Gus was unaware that he had become his own version of the perpetrator that he loathed until he found himself on the “victim” end of his own line. Coming to know our perpetrator's journey through our own experience is often just what we need in order to make peace with our own history—hence his acknowledgement, “The fisherman in me was being unmade.”

Finding ourselves on the victim end of something we have been perpetrator to gives our circumstances a whole new depth, breadth and dimension that we could not otherwise have known. Gus was used to feed his father’s low self-esteem rather than enjoyed for who he was and initially had cast these same motives onto his fishing. From the other end of his line he saw the fish as a sentient being rather than as an object he had tricked into catching—hence his comment to the fish, “You heading home? Thought you might be a girl.”

Hooking is what causes those we love to flee. Gus broke his father’s hold on him when he fled. Breaking the line frees us, but true healing comes from experiencing both ends of the line with emotional maturity.

Clients are often in some form of power struggle when they come to see me—either the fish or the fisherman. All they can see initially is their current victim status colored by all the other times in their past history that they have felt victimized. I call it a rich place because it is rich with opportunities for learning, healing, growth and forgiveness.

Their struggle is in their resistance to being dragged rather than experiencing it as being taken on a primordial journey.

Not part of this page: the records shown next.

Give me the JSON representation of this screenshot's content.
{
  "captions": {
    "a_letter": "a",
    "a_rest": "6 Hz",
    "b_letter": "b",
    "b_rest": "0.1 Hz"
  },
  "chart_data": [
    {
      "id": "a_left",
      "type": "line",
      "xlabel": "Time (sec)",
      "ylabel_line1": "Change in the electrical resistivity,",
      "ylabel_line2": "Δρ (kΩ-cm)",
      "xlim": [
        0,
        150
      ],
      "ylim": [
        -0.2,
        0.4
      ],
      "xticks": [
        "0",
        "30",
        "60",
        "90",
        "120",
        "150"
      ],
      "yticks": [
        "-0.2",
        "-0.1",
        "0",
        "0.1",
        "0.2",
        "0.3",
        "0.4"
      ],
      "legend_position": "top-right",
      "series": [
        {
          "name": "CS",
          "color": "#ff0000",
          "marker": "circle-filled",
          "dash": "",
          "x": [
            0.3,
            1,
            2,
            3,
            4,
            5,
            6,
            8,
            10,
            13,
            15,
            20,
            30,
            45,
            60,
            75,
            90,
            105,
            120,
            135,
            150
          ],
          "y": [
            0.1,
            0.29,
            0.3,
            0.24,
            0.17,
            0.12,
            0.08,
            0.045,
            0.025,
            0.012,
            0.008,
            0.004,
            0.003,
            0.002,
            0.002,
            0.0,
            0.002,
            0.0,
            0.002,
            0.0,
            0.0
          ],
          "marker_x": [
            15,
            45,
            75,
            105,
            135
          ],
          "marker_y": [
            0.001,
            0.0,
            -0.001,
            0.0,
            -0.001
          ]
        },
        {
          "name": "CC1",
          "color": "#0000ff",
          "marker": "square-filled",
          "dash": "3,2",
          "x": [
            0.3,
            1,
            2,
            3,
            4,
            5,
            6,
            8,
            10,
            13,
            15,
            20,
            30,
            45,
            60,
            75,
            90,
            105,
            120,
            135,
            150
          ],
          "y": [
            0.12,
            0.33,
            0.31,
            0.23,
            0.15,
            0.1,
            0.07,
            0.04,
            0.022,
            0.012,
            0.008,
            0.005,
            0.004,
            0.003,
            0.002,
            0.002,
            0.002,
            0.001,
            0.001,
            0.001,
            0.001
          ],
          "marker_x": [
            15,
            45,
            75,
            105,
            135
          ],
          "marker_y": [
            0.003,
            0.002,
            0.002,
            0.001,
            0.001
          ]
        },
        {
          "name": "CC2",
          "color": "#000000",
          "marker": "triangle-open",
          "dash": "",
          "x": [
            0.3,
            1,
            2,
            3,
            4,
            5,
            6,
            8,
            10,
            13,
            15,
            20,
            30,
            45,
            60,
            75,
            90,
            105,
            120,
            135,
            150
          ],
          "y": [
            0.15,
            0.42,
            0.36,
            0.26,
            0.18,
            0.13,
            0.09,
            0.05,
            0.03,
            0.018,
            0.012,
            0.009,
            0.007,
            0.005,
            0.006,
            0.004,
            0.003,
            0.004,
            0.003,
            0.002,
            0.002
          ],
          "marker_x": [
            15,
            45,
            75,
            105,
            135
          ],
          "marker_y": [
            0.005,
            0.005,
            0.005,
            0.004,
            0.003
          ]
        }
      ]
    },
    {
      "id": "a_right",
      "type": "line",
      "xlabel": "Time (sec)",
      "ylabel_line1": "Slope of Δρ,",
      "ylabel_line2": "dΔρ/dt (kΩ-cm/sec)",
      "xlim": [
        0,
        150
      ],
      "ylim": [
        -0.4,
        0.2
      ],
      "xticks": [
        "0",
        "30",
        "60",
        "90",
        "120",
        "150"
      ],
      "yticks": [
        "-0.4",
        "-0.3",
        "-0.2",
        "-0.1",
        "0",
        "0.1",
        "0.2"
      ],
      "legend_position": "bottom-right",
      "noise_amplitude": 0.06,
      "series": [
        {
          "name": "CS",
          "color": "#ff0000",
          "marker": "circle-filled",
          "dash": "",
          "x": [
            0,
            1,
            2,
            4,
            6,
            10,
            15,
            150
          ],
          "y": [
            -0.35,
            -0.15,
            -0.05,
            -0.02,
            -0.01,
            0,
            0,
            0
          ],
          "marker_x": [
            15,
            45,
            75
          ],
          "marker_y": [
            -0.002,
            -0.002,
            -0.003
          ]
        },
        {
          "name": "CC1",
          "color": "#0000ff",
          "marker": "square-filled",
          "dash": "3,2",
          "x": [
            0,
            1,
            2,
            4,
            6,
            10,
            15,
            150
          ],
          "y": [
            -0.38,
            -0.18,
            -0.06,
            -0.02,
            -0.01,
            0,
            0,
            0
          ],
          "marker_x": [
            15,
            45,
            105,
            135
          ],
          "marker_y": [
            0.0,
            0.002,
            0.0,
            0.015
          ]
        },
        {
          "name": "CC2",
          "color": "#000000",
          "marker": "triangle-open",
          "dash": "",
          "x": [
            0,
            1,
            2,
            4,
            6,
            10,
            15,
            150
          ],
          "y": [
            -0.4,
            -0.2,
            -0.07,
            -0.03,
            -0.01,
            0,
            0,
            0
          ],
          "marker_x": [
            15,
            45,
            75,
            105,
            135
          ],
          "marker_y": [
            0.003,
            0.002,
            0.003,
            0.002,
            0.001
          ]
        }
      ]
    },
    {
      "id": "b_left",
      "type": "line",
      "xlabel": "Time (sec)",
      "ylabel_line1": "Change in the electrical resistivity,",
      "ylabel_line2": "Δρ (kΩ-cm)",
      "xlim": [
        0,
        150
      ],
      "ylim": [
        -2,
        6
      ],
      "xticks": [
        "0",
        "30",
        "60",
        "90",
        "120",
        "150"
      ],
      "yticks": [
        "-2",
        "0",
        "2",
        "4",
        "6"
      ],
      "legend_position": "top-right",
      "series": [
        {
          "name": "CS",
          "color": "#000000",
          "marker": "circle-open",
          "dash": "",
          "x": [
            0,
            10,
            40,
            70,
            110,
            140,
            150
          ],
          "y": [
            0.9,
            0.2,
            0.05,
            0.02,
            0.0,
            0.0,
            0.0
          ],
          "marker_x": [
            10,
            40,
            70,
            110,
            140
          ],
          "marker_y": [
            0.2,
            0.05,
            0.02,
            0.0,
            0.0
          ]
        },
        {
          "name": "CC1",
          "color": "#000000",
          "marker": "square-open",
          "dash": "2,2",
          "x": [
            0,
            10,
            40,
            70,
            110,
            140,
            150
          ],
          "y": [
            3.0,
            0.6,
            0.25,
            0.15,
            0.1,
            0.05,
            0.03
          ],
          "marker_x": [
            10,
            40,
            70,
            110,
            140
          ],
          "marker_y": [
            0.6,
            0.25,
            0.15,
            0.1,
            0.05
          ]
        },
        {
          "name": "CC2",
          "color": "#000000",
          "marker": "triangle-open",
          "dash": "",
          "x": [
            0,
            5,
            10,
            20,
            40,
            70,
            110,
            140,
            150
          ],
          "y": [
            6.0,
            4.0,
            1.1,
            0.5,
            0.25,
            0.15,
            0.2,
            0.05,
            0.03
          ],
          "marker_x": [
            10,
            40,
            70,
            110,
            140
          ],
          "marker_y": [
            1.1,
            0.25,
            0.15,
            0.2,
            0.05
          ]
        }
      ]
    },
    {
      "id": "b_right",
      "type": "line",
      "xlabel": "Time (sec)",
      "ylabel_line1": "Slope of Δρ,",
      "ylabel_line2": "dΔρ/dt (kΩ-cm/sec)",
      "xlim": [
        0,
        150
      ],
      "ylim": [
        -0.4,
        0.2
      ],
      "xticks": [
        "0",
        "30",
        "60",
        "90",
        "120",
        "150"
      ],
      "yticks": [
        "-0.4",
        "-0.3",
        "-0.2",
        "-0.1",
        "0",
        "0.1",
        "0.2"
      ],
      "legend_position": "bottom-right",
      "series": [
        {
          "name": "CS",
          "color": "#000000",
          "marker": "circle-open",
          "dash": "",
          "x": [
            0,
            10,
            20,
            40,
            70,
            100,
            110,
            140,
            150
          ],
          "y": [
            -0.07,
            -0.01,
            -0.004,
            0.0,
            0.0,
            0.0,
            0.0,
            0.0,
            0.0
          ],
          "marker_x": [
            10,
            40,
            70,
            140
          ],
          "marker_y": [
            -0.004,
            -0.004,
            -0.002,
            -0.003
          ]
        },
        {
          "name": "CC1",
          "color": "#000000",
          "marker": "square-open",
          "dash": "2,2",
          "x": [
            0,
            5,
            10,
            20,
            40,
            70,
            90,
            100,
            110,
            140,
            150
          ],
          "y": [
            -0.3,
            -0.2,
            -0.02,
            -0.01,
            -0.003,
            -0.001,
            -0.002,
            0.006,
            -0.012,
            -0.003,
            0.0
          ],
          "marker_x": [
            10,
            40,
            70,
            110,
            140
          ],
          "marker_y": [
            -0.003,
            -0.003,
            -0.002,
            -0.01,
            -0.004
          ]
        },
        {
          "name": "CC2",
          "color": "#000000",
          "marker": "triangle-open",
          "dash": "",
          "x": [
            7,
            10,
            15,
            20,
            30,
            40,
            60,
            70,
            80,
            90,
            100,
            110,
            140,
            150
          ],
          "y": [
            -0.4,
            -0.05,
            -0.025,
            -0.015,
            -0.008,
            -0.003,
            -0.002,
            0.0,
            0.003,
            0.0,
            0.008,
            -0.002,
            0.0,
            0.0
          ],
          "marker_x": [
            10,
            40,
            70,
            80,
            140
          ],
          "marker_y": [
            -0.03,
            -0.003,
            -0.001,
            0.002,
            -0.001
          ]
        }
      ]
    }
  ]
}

Once they reverse direction in this way meditatively, they stop struggling and move into the awe and wonder of where they are being taken and of what they might learn about this other person but most importantly what they will learn about themselves, about love and about life.

“What you resist not only persists, but will grow in size.” ~Carl Gustav Jung

  • Can you think of a time when you have been the fisherman?
  • Can you think of a time when you have been the chinook?